The value 10.123 is truncated to 10. Here, it does cause lost of information, obviously. As 10 fits into an unsigned int, the behavior is defined.
This actually requires more attention. First, there is a deprecated conversion from a string literal to char*. But let's ignore that here. (see here). More importantly, what does happen if you cast to an unsigned type? Actually, the result of that is unspecified per 5.2.10/7 (note the semantics of that cast is the same as using reinterpret_cast in this case, since that is the only C++ cast being able to do that):
A pointer to an object can be explicitly converted to a pointer to
an object of different type. Except that converting an rvalue of type “pointer to T1” to the type "pointer to T2" (where T1 and T2 are object types and where the alignment requirements of T2 are no stricter than those of T1) and back to its original type yields the original pointer value, the result of such a pointer conversion is unspecified.

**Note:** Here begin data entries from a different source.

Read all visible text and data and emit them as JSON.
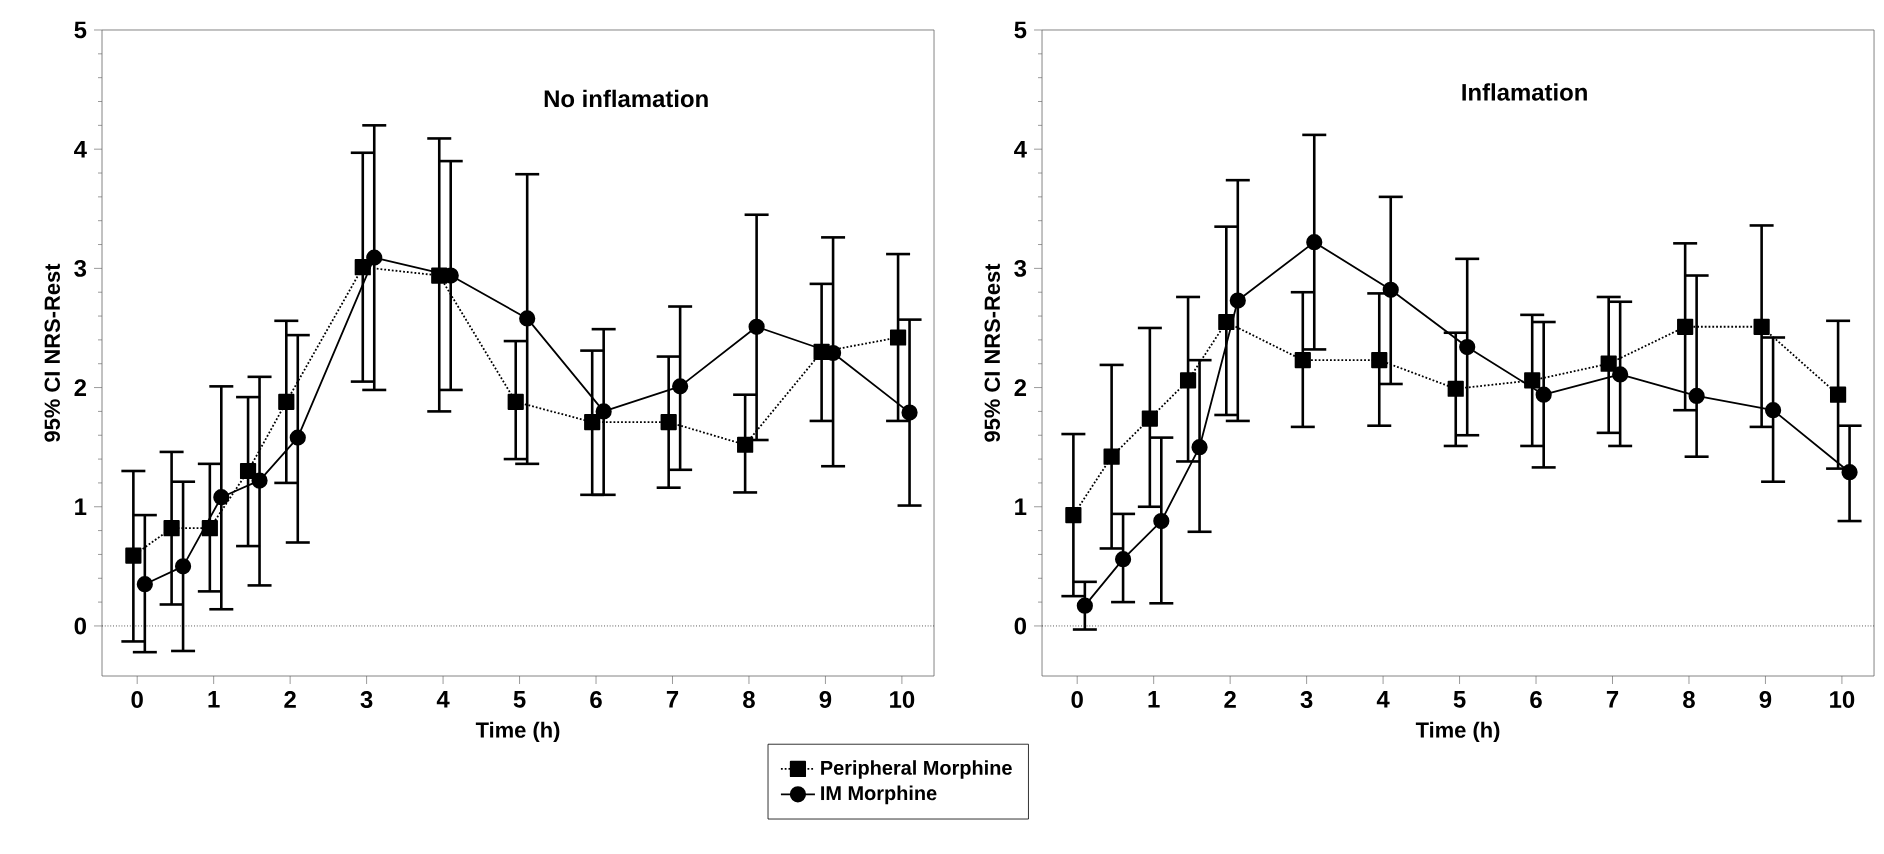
{
  "chart_data": [
    {
      "type": "line",
      "title": "No inflamation",
      "xlabel": "Time (h)",
      "ylabel": "95% CI NRS-Rest",
      "xlim": [
        -0.46,
        10.42
      ],
      "ylim": [
        -0.42,
        5
      ],
      "xticks": [
        0,
        1,
        2,
        3,
        4,
        5,
        6,
        7,
        8,
        9,
        10
      ],
      "yticks": [
        0,
        1,
        2,
        3,
        4,
        5
      ],
      "legend": "bottom right",
      "ref_lines": [
        {
          "axis": "y",
          "value": 0,
          "line_style": "dotted"
        }
      ],
      "series": [
        {
          "name": "Peripheral Morphine",
          "color": "#000000",
          "marker": "square",
          "line_style": "dotted",
          "x": [
            -0.05,
            0.45,
            0.95,
            1.45,
            1.95,
            2.95,
            3.95,
            4.95,
            5.95,
            6.95,
            7.95,
            8.95,
            9.95
          ],
          "values": [
            0.59,
            0.82,
            0.82,
            1.3,
            1.88,
            3.01,
            2.94,
            1.88,
            1.71,
            1.71,
            1.52,
            2.3,
            2.42
          ],
          "errors": [
            [
              -0.13,
              1.3
            ],
            [
              0.18,
              1.46
            ],
            [
              0.29,
              1.36
            ],
            [
              0.67,
              1.92
            ],
            [
              1.2,
              2.56
            ],
            [
              2.05,
              3.97
            ],
            [
              1.8,
              4.09
            ],
            [
              1.4,
              2.39
            ],
            [
              1.1,
              2.31
            ],
            [
              1.16,
              2.26
            ],
            [
              1.12,
              1.94
            ],
            [
              1.72,
              2.87
            ],
            [
              1.72,
              3.12
            ]
          ]
        },
        {
          "name": "IM Morphine",
          "color": "#000000",
          "marker": "circle",
          "line_style": "solid",
          "x": [
            0.1,
            0.6,
            1.1,
            1.6,
            2.1,
            3.1,
            4.1,
            5.1,
            6.1,
            7.1,
            8.1,
            9.1,
            10.1
          ],
          "values": [
            0.35,
            0.5,
            1.08,
            1.22,
            1.58,
            3.09,
            2.94,
            2.58,
            1.8,
            2.01,
            2.51,
            2.29,
            1.79
          ],
          "errors": [
            [
              -0.22,
              0.93
            ],
            [
              -0.21,
              1.21
            ],
            [
              0.14,
              2.01
            ],
            [
              0.34,
              2.09
            ],
            [
              0.7,
              2.44
            ],
            [
              1.98,
              4.2
            ],
            [
              1.98,
              3.9
            ],
            [
              1.36,
              3.79
            ],
            [
              1.1,
              2.49
            ],
            [
              1.31,
              2.68
            ],
            [
              1.56,
              3.45
            ],
            [
              1.34,
              3.26
            ],
            [
              1.01,
              2.57
            ]
          ]
        }
      ]
    },
    {
      "type": "line",
      "title": "Inflamation",
      "xlabel": "Time (h)",
      "ylabel": "95% CI NRS-Rest",
      "xlim": [
        -0.46,
        10.42
      ],
      "ylim": [
        -0.42,
        5
      ],
      "xticks": [
        0,
        1,
        2,
        3,
        4,
        5,
        6,
        7,
        8,
        9,
        10
      ],
      "yticks": [
        0,
        1,
        2,
        3,
        4,
        5
      ],
      "ref_lines": [
        {
          "axis": "y",
          "value": 0,
          "line_style": "dotted"
        }
      ],
      "series": [
        {
          "color": "#000000",
          "marker": "square",
          "line_style": "dotted",
          "x": [
            -0.05,
            0.45,
            0.95,
            1.45,
            1.95,
            2.95,
            3.95,
            4.95,
            5.95,
            6.95,
            7.95,
            8.95,
            9.95
          ],
          "values": [
            0.93,
            1.42,
            1.74,
            2.06,
            2.55,
            2.23,
            2.23,
            1.99,
            2.06,
            2.2,
            2.51,
            2.51,
            1.94
          ],
          "errors": [
            [
              0.25,
              1.61
            ],
            [
              0.65,
              2.19
            ],
            [
              1.0,
              2.5
            ],
            [
              1.38,
              2.76
            ],
            [
              1.77,
              3.35
            ],
            [
              1.67,
              2.8
            ],
            [
              1.68,
              2.79
            ],
            [
              1.51,
              2.46
            ],
            [
              1.51,
              2.61
            ],
            [
              1.62,
              2.76
            ],
            [
              1.81,
              3.21
            ],
            [
              1.67,
              3.36
            ],
            [
              1.32,
              2.56
            ]
          ]
        },
        {
          "color": "#000000",
          "marker": "circle",
          "line_style": "solid",
          "x": [
            0.1,
            0.6,
            1.1,
            1.6,
            2.1,
            3.1,
            4.1,
            5.1,
            6.1,
            7.1,
            8.1,
            9.1,
            10.1
          ],
          "values": [
            0.17,
            0.56,
            0.88,
            1.5,
            2.73,
            3.22,
            2.82,
            2.34,
            1.94,
            2.11,
            1.93,
            1.81,
            1.29
          ],
          "errors": [
            [
              -0.03,
              0.37
            ],
            [
              0.2,
              0.94
            ],
            [
              0.19,
              1.58
            ],
            [
              0.79,
              2.23
            ],
            [
              1.72,
              3.74
            ],
            [
              2.32,
              4.12
            ],
            [
              2.03,
              3.6
            ],
            [
              1.6,
              3.08
            ],
            [
              1.33,
              2.55
            ],
            [
              1.51,
              2.72
            ],
            [
              1.42,
              2.94
            ],
            [
              1.21,
              2.42
            ],
            [
              0.88,
              1.68
            ]
          ]
        }
      ]
    }
  ]
}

So you are only safe to use the pointer after you cast back to char * again.
The two C-style casts in your example are different kinds of cast. In C++, you'd normally write them
unsigned int uf1 = static_cast<unsigned int>(fl);
and
unsigned char* up = reinterpret_cast<unsigned char*>(p);
The first performs an arithmetic cast, which truncates the floating point number, so there is data loss.
The second makes no changes to data - it just instructs the compiler to treat the pointer as a different type. Care needs to be taken with this kind of cast: it can be very dangerous.
"Type" in C and C++ is a property assigned to variables when they're handled in the compiler. The property doesn't exist at runtime anymore, except for virtual functions/RTTI in C++.
The compiler uses the type of variables to determine a lot of things. For instance, in the assignment of a float to an int, it will know that it needs to convert. Both types are probably 32 bits, but with different meanings. It's likely that the CPU has an instruction, but otherwise the compiler would know to call a conversion function. I.e.
& __stack[4] = float_to_int_bits(& __stack[0])
The conversion from char* to unsigned char* is even simpeler. That is just a different label. At bit level, p and up are identical. The compiler just needs to remember that *p requires sign-extension while *up does not.
Casts mean different things depending on what they are. They can just be renamings of a data type, with no change in the bits represented (most casts between integral types and pointers are like this), or conversions that don't even preserve length (such as between double and int on most compilers). In many cases, the meaning of a cast is simply unspecified, meaning the compiler has to do something reasonable but doesn't have to document exactly what.
A cast doesn't even need to result in a usable value. Something like
char * cp;
float * fp;
cp = malloc(100);
fp = (float *)(cp + 1);
will almost certainly result in a misaligned pointer to float, which will crash the program on some systems if the program attempts to use it.